Ему коротать остаток ночи, а может, и раннее утро, потому что, по разведданным тети Тоси, водители сегодня тоже навеселе, сегодня никто с них не спросит, никто не ссудит, и вряд ли они проснутся прежде, чем закукарекают по-своему, по-немецки, здешние петухи.
1969
ГРОМ И МОЛНИЯ
1
После дня, насквозь пропахшего отработанным бензином, было особенно приятно очутиться на батарее, где нет тягачей, где на лафете пушки можно увидеть безобидную торбу с овсом, где слышны ржание коней, звяканье уздечек, сердитые окрики ездовых, из поколения в поколение ведущих вражду с норовистыми жеребцами.
Горнисты протрубили отбой с час назад, но «синие» и «красные» еще не угомонились, и отовсюду доносились отголоски шумного и суетливого дня.
Я сидел в штабной палатке, когда появился письмоносец. Старший лейтенант, командир батареи, просмотрел свежую почту и, надрывая конверт письма, спросил:
— Разрешите?
Он был смуглолиц, слегка горбонос, говорил с акцентом и носил пилотку, низко надвинув на бровь.
Читая письмо, командир батареи улыбался, показывая ровные белые зубы, и пощипывал узенькие, будто углем нарисованные усики. Он уже собрался спрятать письмо в карман, но передумал и протянул письмо:
— Хотите?
Письмо было откуда-то со Ставропольщины, из конесовхоза, от старшего табунщика Дегтярева.

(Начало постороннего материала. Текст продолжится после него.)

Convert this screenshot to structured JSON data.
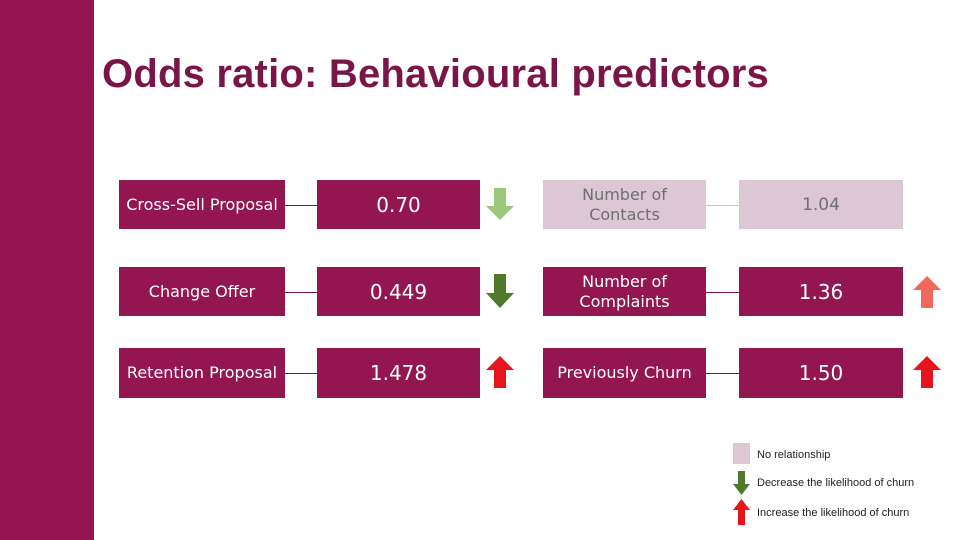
{
  "slide": {
    "title": "Odds ratio: Behavioural predictors",
    "colors": {
      "accent": "#941651",
      "title": "#7a1548",
      "muted_box": "#dcc8d5",
      "decrease_arrow_dark": "#4e7a2a",
      "decrease_arrow_light": "#9bc87a",
      "increase_arrow": "#e8141b",
      "increase_arrow_light": "#f0695a"
    }
  },
  "predictors_left": [
    {
      "label": "Cross-Sell Proposal",
      "value": "0.70",
      "effect": "decrease-light-icon"
    },
    {
      "label": "Change Offer",
      "value": "0.449",
      "effect": "decrease-icon"
    },
    {
      "label": "Retention Proposal",
      "value": "1.478",
      "effect": "increase-icon"
    }
  ],
  "predictors_right": [
    {
      "label": "Number of Contacts",
      "value": "1.04",
      "effect": "none",
      "muted": true
    },
    {
      "label": "Number of Complaints",
      "value": "1.36",
      "effect": "increase-light-icon"
    },
    {
      "label": "Previously Churn",
      "value": "1.50",
      "effect": "increase-icon"
    }
  ],
  "legend": {
    "no_relationship": "No relationship",
    "decrease": "Decrease the likelihood of churn",
    "increase": "Increase the likelihood of churn"
  }
}
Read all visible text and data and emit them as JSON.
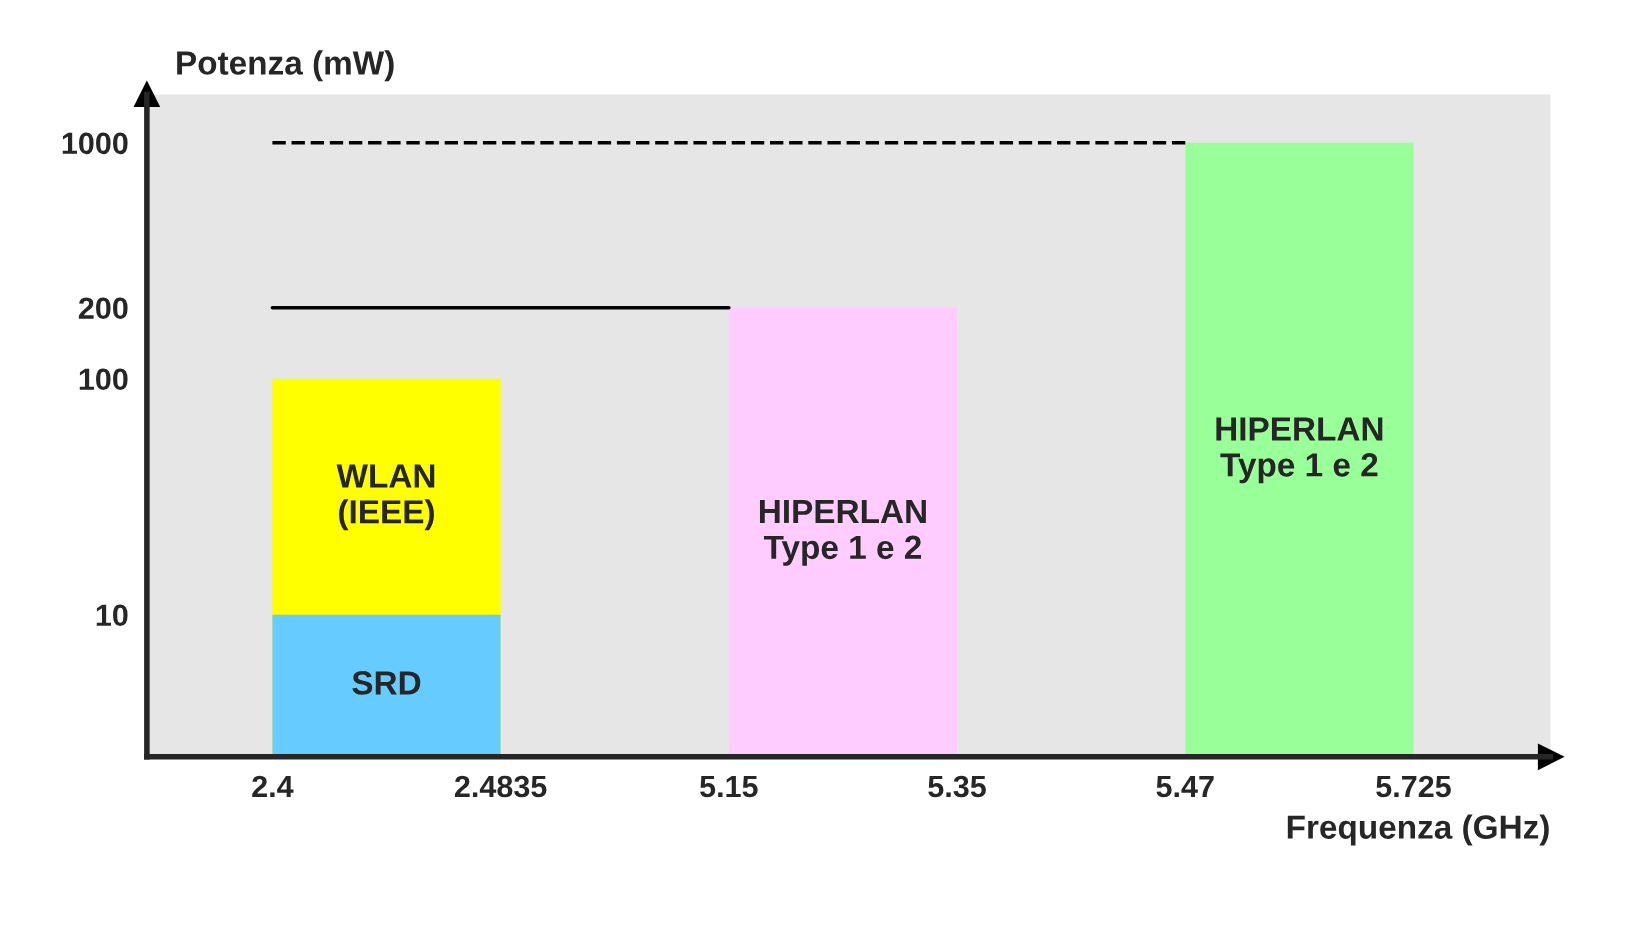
{
  "chart_data": {
    "type": "area",
    "xlabel": "Frequenza (GHz)",
    "ylabel": "Potenza (mW)",
    "categories": [
      "2.4",
      "2.4835",
      "5.15",
      "5.35",
      "5.47",
      "5.725"
    ],
    "log": "y",
    "ylim": [
      2.5,
      1600
    ],
    "yticks": [
      10,
      100,
      200,
      1000
    ],
    "grid": false,
    "legend": false,
    "series": [
      {
        "name": "WLAN\n(IEEE)",
        "color": "#ffff00",
        "x": [
          "2.4",
          "2.4835"
        ],
        "values": [
          100,
          100
        ]
      },
      {
        "name": "SRD",
        "color": "#66ccff",
        "x": [
          "2.4",
          "2.4835"
        ],
        "values": [
          10,
          10
        ]
      },
      {
        "name": "HIPERLAN\nType 1 e 2",
        "color": "#ffccff",
        "x": [
          "5.15",
          "5.35"
        ],
        "values": [
          200,
          200
        ]
      },
      {
        "name": "HIPERLAN\nType 1 e 2",
        "color": "#99ff99",
        "x": [
          "5.47",
          "5.725"
        ],
        "values": [
          1000,
          1000
        ]
      },
      {
        "type": "line",
        "color": "#000000",
        "line_style": "solid",
        "x": [
          "2.4",
          "5.15"
        ],
        "values": [
          200,
          200
        ]
      },
      {
        "type": "line",
        "color": "#000000",
        "line_style": "dashed",
        "x": [
          "2.4",
          "5.47"
        ],
        "values": [
          1000,
          1000
        ]
      }
    ]
  }
}
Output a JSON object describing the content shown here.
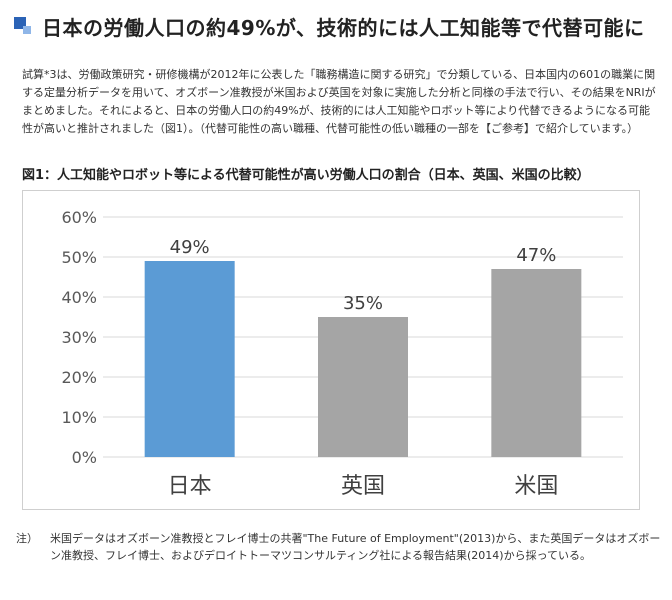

«Дорогие товарищи с батареи и в том числе Танхо Михайлович! Вам шлет боевой привет известный Вам Дегтярев. Встретили меня в станице, как героя. Определился работать на старую должность. Дела в совхозе идут неплохо, но за дождем мы соскучились. Также и лошади недовольны травой, которая пожухла раньше времени, и приходится все время гонять табун с места на место.
Теперь разрешите спросить за батарею: кто еще подался до дому и кто находится при лошадях — действительно конюхи или только так, время провести? Беспокоюсь насчет Грома, поскольку он скоро четырехлеток. Доводить его до дела нужно с умом, а не сразу запрягать в первый унос — давай тащи пушку! Пускай привыкает понемногу, а то жеребец кипятной, характером весь в мать, примется пушку дюжей других из болота вытаскивать — тут жеребца недолго испортить. Я ваши места знаю, не то что у нас на степи — скатертью дорога. Так что, Танхо Михайлович, ты за Громом имей наблюдение.